Being a performance art originating from Japan, there are a lot of Japanese terms that we use when talking about equipment or concepts in Taiko. If you’d like to become hip to our lingo, we’ve assembled a Glossary here.
bachi – (bah-chee) drumsticks. There are different styles and sizes of bachi; the specific ones you use at a given time can depend on what drum you are hitting, what song you are playing, or even personal preference. Bachi may be tapered or straight, and are usually made out of wood. Common types of wood include maple, magnolia, and cypress.
chudaiko – (chu-die-koh) medium sized drums, generally 19-34 inch diameter at the drum head. The bodies of the drums are traditionally made from one single piece of wood, but some modern drums are constructed like wine barrels. The drum heads are animal hide (most commonly cow), stretched and nailed to the body with tacks with round, black heads.
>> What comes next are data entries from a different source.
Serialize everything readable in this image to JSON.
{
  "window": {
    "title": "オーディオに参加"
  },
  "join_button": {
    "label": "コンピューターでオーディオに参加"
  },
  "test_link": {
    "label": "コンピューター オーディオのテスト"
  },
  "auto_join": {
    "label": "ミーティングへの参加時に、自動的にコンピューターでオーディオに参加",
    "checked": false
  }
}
These are the most widely used drums in kumidaiko groups.
hachimaki – (ha-chee-mah-kee) a headband worn across the head, tied at the back of the head. They may be worn folded, or twisted. Occasionally included in taiko performance uniforms.
happi – (hah-pee) a coat. The exact style varies in the length of sleeve, length of the coat, and closures. These are often worn by festival-goers, or by groups of people as a uniform. Harisen’s current happi are black, green, and orange, sleeveless, mid-thigh, and open across the chest.
ji – (gee) an underlying beat that helps to keep time in a taiko song. Typically played on the shime, other drums may take up the ji during solo sections or to drive the beat faster while keeping the ensemble together. There are many styles of ji. The exact rhythm played as a ji can be traditional, such as the matsuri ji, but can also be unique and written to fulfill part of the melody of a song.
kiai – (kee-eye) similar to in martial arts, taiko may incorporate shouting words or sounds as the players exert themselves, call encouragement to other players, or fill rests in a song. Some songs add in scripted kiai to add interest and depth to a piece. Common words/sounds include ‘sore’ (so-ray), ‘hup’, ‘ya sa’, and ‘iya’ (ee-ya).
kuchi shoga – (coo-chee shoh-gah) phoneticized musical notation. Taiko songs may be written in Western music notation, but traditionally are taught using kuchi shoga, with onomonopoeic words denoting specific hits. A ‘don’ is a single hit to the drumhead; ‘doko’ is two beats in quick succession. ‘Ka’ is a tap of the bachi on the rim of the drum; ‘kara’ is two. Which hand hits and the strength of the hit can also be communicated in this way.
odaiko – (oh-die-koh) large drums, 35-72 inch diameter at the drum head. Sometimes, odaiko may be crafted at an even larger size. The drums are usually set up horizontally on an elevated stand that results in a player hitting the drum using an overhead motion. Construction is similar to that of chudaiko.
okedo – (oh-kay-doh) a type of shimedaiko that has a longer body than a typical shime. They may be played set vertically on a stand, or by attaching a strap and slinging the drum horizontally across the player’s body. Also called ‘katsugi’.
shime – (she-may) a type of shimedaiko. Sometimes described as the ‘snare drums’ of taiko. These are played set vertically on a stand such that the player is standing or sitting. These are generally the time-keepers in songs, playing the ji.
shimedaiko – (she-may-die-koh) drumheads are not tacked down as they are with chudaiko or odaiko, and are instead attached with ropes, the pitch may be altered by tightening or loosening the rope.
tekkou – (teh-koh) wristbands. These are generally cloth and encircle the entire wrist, generally to the middle of the forearm. There can sometimes be a flap of cloth that covers the back of the hand, kept in place by a loop around the middle finger. Largely used for style as a part of a performer’s uniform.